The holiday season is marketed as one of magic and joy and merriment…and yet most adults I know sort of dread it. At least partially. There can be so much pressure to find gifts, attend functions, connect with everyone (I once had 4 holidays to attend JUST FOR WORK), and make everything special while also taking care of all the not-special things that go into maintaining a regular life. Somehow, Christmas has seemed to morph into an entire month of overspending our time, money, and energy while overconsuming stuff, food, drink, and socialization. December 26 is marked by exhaustion by so many of us.
So what if we just…stopped. Like didn’t do this anymore. I know, you’re scoffing and half of you probably stopped reading. But I mean that in a REALISTIC sense, not in the “burn it all down and give up on Christmas forever” sense. I absolutely love the holidays: the magic, the connection, the sparkle. I would never give it all up. I also know I really need to stay connected to my Self to feel good and enjoy myself, and that for years I wasn’t doing that at all during the holidays. Now that I have a daughter, I think it’s extra important for me to be whole and present during this season, and to add festivities in around that commitment to myself.

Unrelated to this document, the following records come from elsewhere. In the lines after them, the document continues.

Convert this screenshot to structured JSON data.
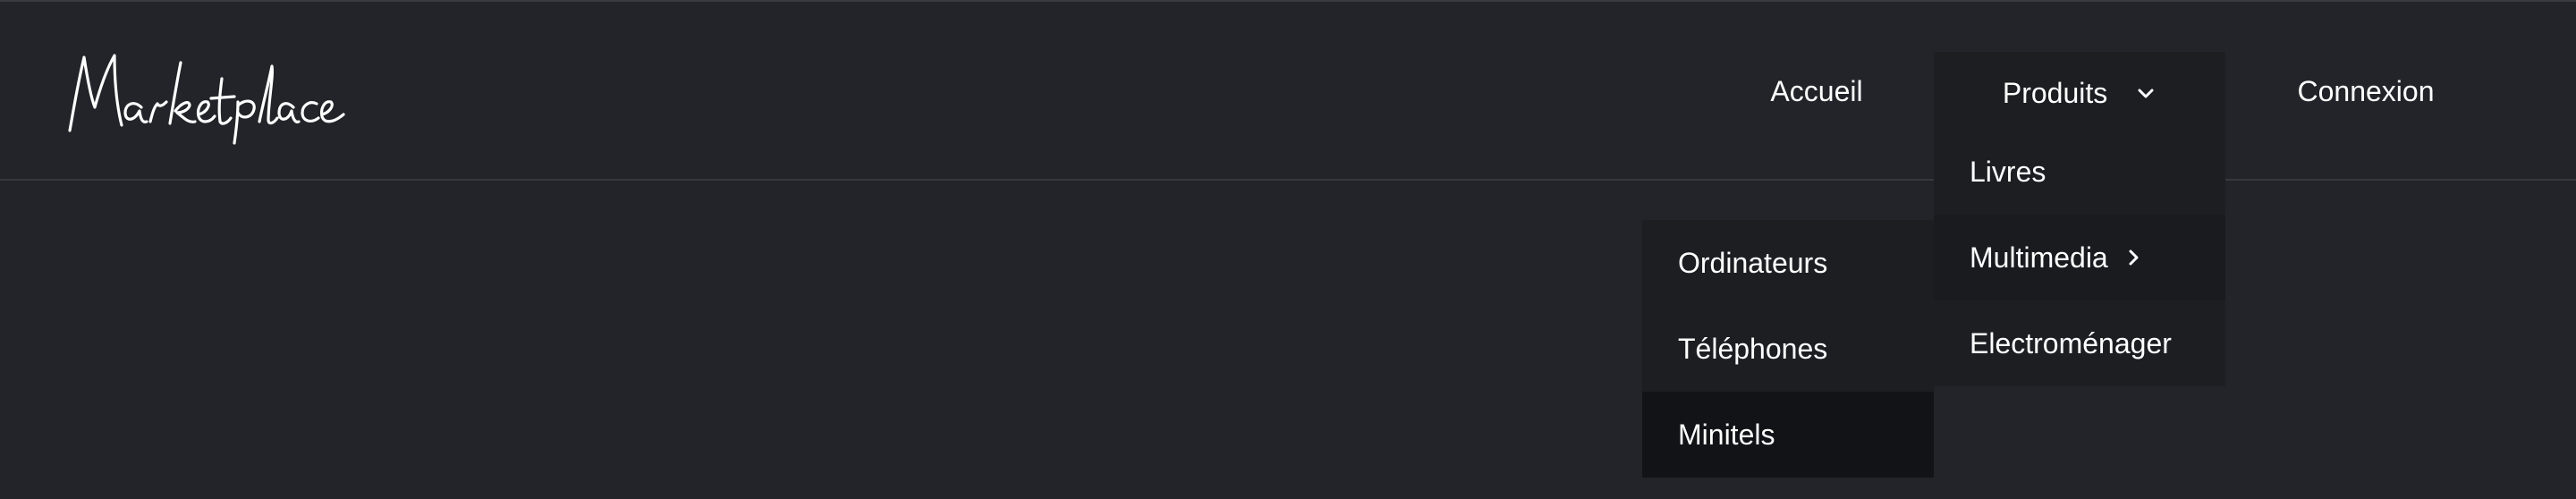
{
  "brand": {
    "logo_text": "Marketplace"
  },
  "nav": {
    "accueil": "Accueil",
    "produits": "Produits",
    "connexion": "Connexion"
  },
  "produits_menu": {
    "items": [
      {
        "label": "Livres"
      },
      {
        "label": "Multimedia"
      },
      {
        "label": "Electroménager"
      }
    ]
  },
  "multimedia_menu": {
    "items": [
      {
        "label": "Ordinateurs"
      },
      {
        "label": "Téléphones"
      },
      {
        "label": "Minitels"
      }
    ]
  },
  "icons": {
    "produits_chevron": "chevron-down-icon",
    "multimedia_chevron": "chevron-right-icon"
  },
  "colors": {
    "background": "#232429",
    "menu_background": "#1d1e22",
    "active_item": "#1a1b1f",
    "hover_item": "#121316",
    "text": "#ffffff"
  }
}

I want her to have a blast during this season, and I know no one around me is having any fun if I am depleted or on auto-pilot to get everything done.
So, rather than go full-boar and wear myself out, or give up on things that I really enjoy doing, I try to be super intentional about where I spend my energy during this season. Obligatory parties for folks who I don’t really have a great relationship with or don’t enjoy? Not doing it. Giving generic gifts to extended family or friends just for the sake of doing it? Nope, not for me. Miss out on the parts of Christmas that I really love because I spent all my time/energy/money on things for other people? Hell no.
A few years ago, my family of origin decided to stop buying gifts for the adults. You know what? No one misses it. Our family gatherings are light and fun and there’s no awkwardly hoping that you got the right thing for someone and they aren’t just pretending to like it. All the important parts of family Christmas are still there for us, and none of the pressure.
I decorate as much as I feel like and when I get to it, so it might not be the same every year, but it always feels good. I send holiday cards sometimes, but only when they feel like a fun connection point and not an obligation. I truly love the corniest of holiday movies, and making simple Christmas crafts (even if they never really get completed or leave my home), so I give myself at least a few nights to stay in, alone, and enjoy those.
There isn’t a formula for how much or what type of holiday-ing will hit the sweet spot for you. It takes a lot of self-assessment and committing to do what really works for you (and only what works for you). It takes hard boundaries sometimes, and you might have to wade through some guilt. None of it is easy or without consequences, but damn is it worth it to take this beautiful season back.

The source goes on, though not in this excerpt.